Last edited by Herschel
@michiganjoe posted:

Link

β€œI didn’t have a great night tonight,” he said. β€œThey did a good job of kind of getting me off the spot and a better job of taking away some of the quick game that we got going the last time we played them, and I just missed a couple reads. I probably should have taken a couple hole shot chances at certain times, and then obviously if I hit Allen [Lazard] on that deep-in on the last drive, that probably gets out to about midfield and we’re a couple first downs away from being in field goal range, so I’m definitely disappointed by some of those decisions that I had tonight. So, yeah, I definitely take my fair share of blame tonight.”

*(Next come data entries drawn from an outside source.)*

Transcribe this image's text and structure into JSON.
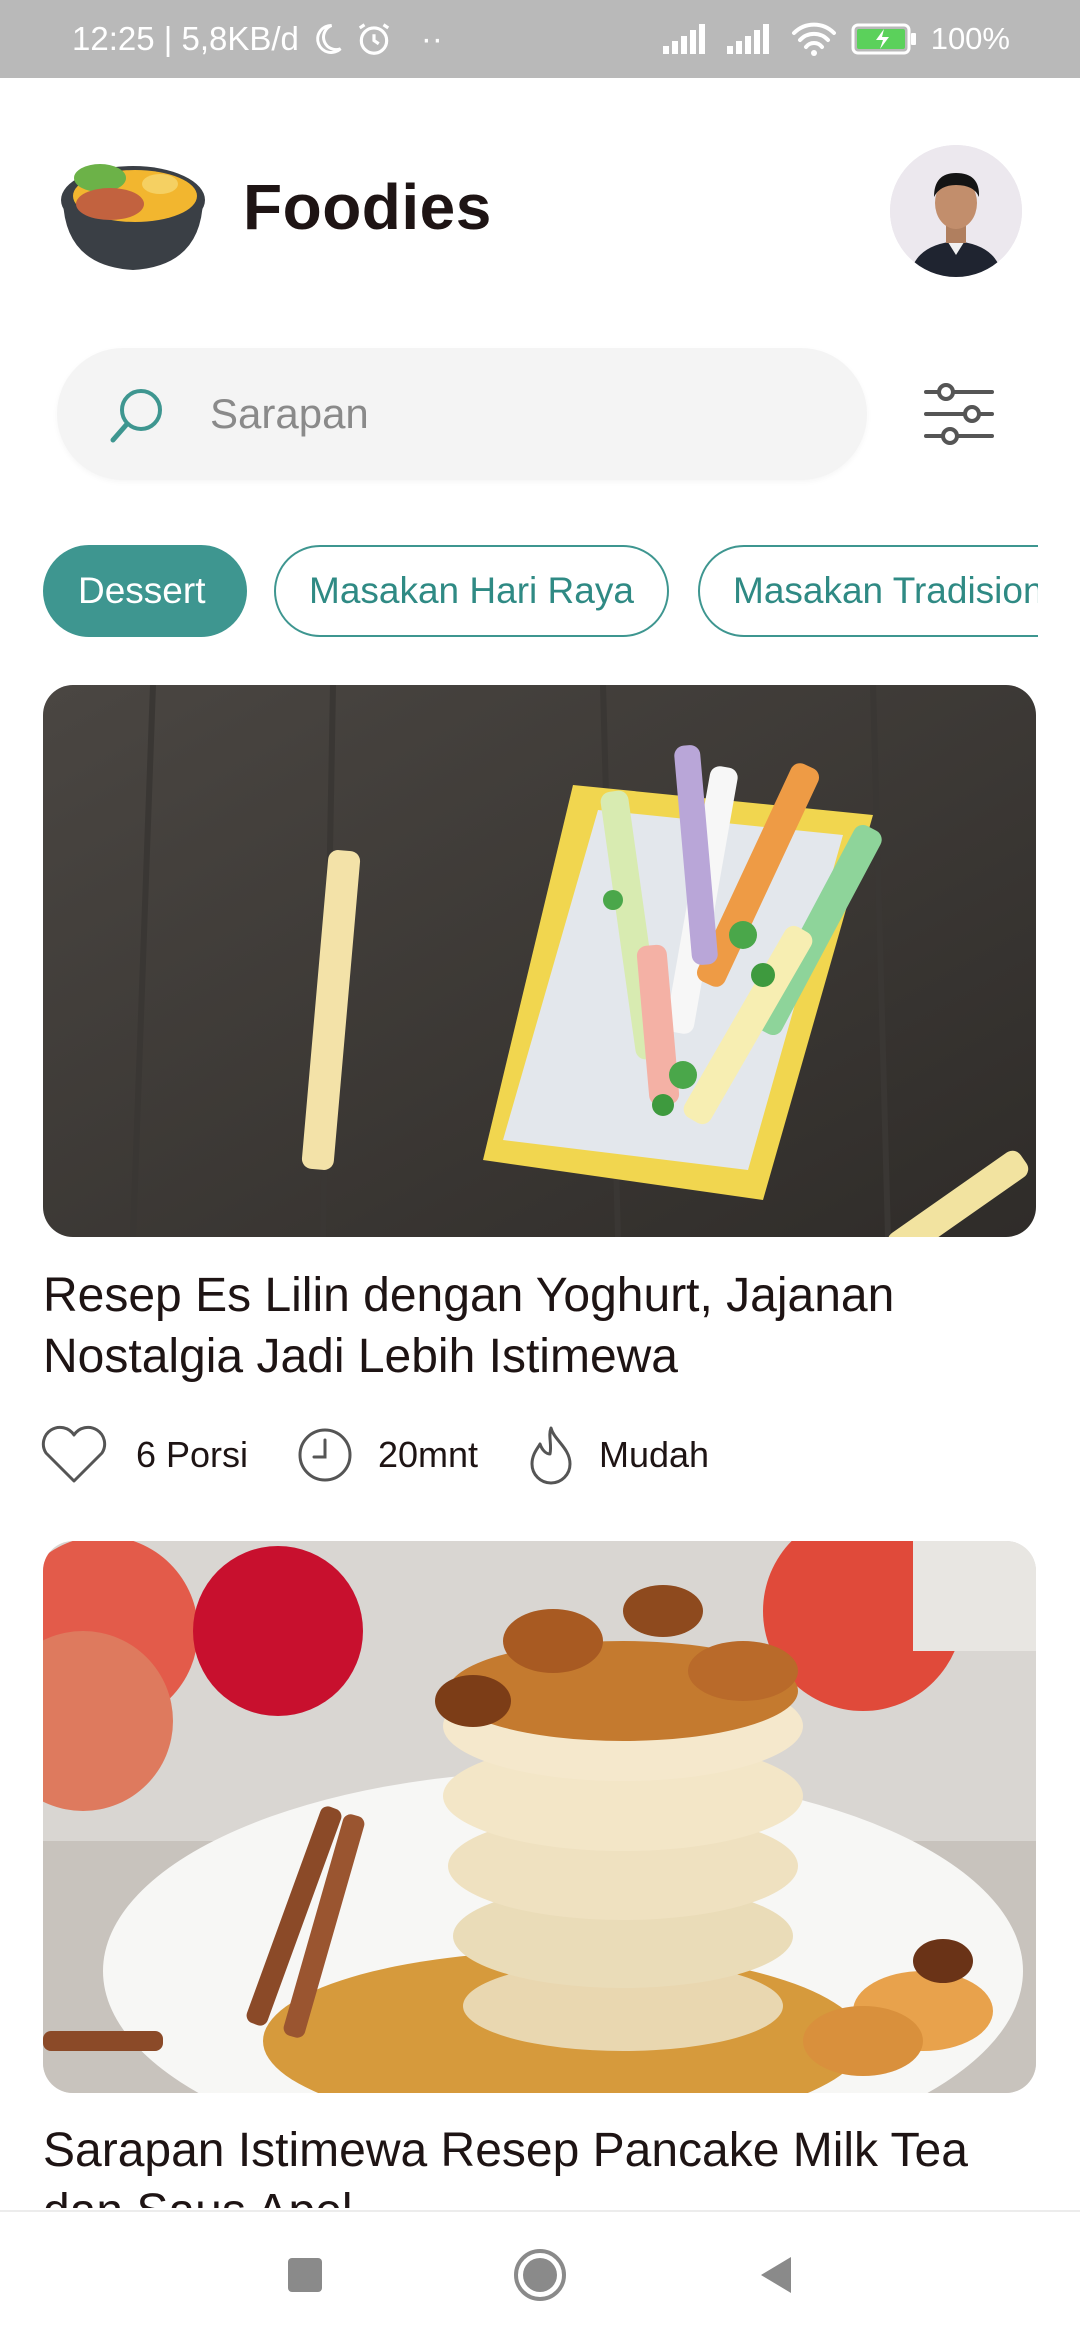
{
  "status_bar": {
    "time_info": "12:25 | 5,8KB/d",
    "dots": "··",
    "battery": "100%"
  },
  "header": {
    "title": "Foodies"
  },
  "search": {
    "placeholder": "Sarapan"
  },
  "categories": [
    {
      "label": "Dessert",
      "active": true
    },
    {
      "label": "Masakan Hari Raya",
      "active": false
    },
    {
      "label": "Masakan Tradisional",
      "active": false
    }
  ],
  "recipes": [
    {
      "title": "Resep Es Lilin dengan Yoghurt, Jajanan Nostalgia Jadi Lebih Istimewa",
      "portion": "6 Porsi",
      "time": "20mnt",
      "difficulty": "Mudah"
    },
    {
      "title": "Sarapan Istimewa Resep Pancake Milk Tea dan Saus Apel"
    }
  ],
  "colors": {
    "accent": "#3e9690",
    "status_bar": "#b9b9b9",
    "search_bg": "#f4f4f4"
  },
  "icons": {
    "search": "search-icon",
    "filter": "filter-icon",
    "portion": "heart-icon",
    "time": "clock-icon",
    "difficulty": "flame-icon"
  }
}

Right, but that doesn't mean he was a primary or secondary read, just that he found Lazard had been open on the play. You're trying to read in that he knew Lazard was going to be open but he didn't care in your zeal to make him the lone bad guy.

Acknowledging he didn't wait (got happy feet?), missed a guy breaking open or whatever is far different from what you're trying to portray. You basically are to the point where you think he was trying to tank the game.

Last edited by Herschel

I don't care what happens.  still not over the loss.  just seems like whatever;whatever with this team - can't get over the hump, defense one year, offense one year, coaching - just ready for it to change. i am totally out of any offseason stuff right now and really could not care less about the draft and what they do right now, they have soured me that bad right now...still pissed.

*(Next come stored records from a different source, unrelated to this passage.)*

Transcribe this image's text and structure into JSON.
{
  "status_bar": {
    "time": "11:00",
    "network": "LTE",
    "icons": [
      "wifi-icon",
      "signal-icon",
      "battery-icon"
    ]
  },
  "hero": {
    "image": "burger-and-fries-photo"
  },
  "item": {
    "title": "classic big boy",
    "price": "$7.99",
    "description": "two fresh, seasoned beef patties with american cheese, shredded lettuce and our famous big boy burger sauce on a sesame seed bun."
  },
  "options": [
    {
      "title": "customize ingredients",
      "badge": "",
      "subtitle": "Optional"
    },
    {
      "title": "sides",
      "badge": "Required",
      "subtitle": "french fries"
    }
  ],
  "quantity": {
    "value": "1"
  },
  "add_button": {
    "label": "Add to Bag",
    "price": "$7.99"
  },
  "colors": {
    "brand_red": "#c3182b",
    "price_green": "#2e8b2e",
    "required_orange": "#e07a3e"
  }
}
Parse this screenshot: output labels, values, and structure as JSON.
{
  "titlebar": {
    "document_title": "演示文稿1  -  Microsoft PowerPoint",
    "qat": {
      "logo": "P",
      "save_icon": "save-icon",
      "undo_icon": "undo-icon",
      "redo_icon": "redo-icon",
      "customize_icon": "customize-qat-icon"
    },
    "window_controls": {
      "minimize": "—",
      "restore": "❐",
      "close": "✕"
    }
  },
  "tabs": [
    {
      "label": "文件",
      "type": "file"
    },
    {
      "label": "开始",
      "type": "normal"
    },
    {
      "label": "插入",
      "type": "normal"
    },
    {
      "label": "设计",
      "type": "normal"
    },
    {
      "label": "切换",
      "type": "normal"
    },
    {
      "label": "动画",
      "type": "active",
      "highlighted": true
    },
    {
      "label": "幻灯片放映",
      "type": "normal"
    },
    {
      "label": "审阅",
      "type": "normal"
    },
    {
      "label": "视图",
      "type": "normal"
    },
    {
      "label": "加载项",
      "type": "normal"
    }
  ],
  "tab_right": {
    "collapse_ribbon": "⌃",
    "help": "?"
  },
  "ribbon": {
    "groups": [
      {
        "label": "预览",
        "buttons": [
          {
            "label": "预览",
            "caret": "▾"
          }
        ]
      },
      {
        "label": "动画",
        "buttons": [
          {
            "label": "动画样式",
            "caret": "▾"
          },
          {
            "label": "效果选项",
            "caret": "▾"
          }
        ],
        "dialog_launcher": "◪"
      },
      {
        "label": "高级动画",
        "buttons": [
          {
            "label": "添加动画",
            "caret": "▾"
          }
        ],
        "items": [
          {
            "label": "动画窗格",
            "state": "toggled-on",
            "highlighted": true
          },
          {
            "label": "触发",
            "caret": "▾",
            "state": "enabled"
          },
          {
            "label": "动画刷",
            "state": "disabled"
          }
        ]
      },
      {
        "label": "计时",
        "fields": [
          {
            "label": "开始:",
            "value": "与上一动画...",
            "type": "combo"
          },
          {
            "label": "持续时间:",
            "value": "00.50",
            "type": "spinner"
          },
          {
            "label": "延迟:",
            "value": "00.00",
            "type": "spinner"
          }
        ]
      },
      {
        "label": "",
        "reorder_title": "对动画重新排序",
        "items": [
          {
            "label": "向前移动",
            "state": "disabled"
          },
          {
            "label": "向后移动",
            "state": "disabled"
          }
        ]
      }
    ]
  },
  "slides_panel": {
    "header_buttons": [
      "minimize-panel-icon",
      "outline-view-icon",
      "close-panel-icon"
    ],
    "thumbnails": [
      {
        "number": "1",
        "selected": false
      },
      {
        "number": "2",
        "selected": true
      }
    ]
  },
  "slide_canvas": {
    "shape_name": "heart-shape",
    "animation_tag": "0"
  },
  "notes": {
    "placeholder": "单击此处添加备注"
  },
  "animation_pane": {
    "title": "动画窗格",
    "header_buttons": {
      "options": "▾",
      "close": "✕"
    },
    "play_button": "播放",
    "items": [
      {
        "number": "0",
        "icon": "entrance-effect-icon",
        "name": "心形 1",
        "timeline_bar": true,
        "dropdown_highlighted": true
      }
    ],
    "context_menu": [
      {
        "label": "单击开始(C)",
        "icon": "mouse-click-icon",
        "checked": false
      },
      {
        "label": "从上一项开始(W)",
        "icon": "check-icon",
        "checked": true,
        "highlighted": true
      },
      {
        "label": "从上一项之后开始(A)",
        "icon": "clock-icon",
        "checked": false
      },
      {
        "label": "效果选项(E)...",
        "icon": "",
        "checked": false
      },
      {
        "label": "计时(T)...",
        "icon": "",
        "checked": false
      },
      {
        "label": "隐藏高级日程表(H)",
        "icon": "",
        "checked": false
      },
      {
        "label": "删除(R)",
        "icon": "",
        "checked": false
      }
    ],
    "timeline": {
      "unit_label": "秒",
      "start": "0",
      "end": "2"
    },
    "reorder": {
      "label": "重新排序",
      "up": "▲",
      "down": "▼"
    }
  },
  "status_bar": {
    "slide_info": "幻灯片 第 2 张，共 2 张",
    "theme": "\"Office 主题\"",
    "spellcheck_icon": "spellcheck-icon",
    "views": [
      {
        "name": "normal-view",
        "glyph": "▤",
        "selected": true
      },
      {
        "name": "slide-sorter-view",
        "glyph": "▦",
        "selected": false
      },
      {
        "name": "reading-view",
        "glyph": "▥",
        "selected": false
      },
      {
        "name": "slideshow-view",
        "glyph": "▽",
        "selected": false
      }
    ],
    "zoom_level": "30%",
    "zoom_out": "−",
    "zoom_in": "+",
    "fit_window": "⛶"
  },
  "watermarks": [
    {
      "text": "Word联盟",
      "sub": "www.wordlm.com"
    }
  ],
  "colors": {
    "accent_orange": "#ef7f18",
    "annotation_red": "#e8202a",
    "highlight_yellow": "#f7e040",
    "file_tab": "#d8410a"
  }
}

It's hard to understand why QBs sometimes ignore the obvious. I can understand rookies or young players not seeing or anticipating when a WR gets/will be open, but certainly not a 15+ year vet, especially an extremely talented one.
It has to be his job to throw to the (obviously) open guy (assuming there is one) no matter how a play develops. Catching is the receiver's responsibility.
Maybe my view is too narrow, uninformed, and/or totally wrong, but when ARod's "trust" crap supersedes team results, there's a problem.

@michiganjoe posted:

Said it before and I'll say it again: if Deguara's drop caused AR to avoid him for even simple checkdowns it's a fatal flaw in his game and the team really does need to move on.

Need to trust your players and take what the defense is giving you. AR failed to do that on multiple occasions in the Niner game.

He is playing office politics on the field. Can’t have that. If he only throws to establish vets(remember how often he forced the ball to Jimmy Graham) blow the team up and load up on Devante and a bunch of vets at the receiver position. Otherwise, move on.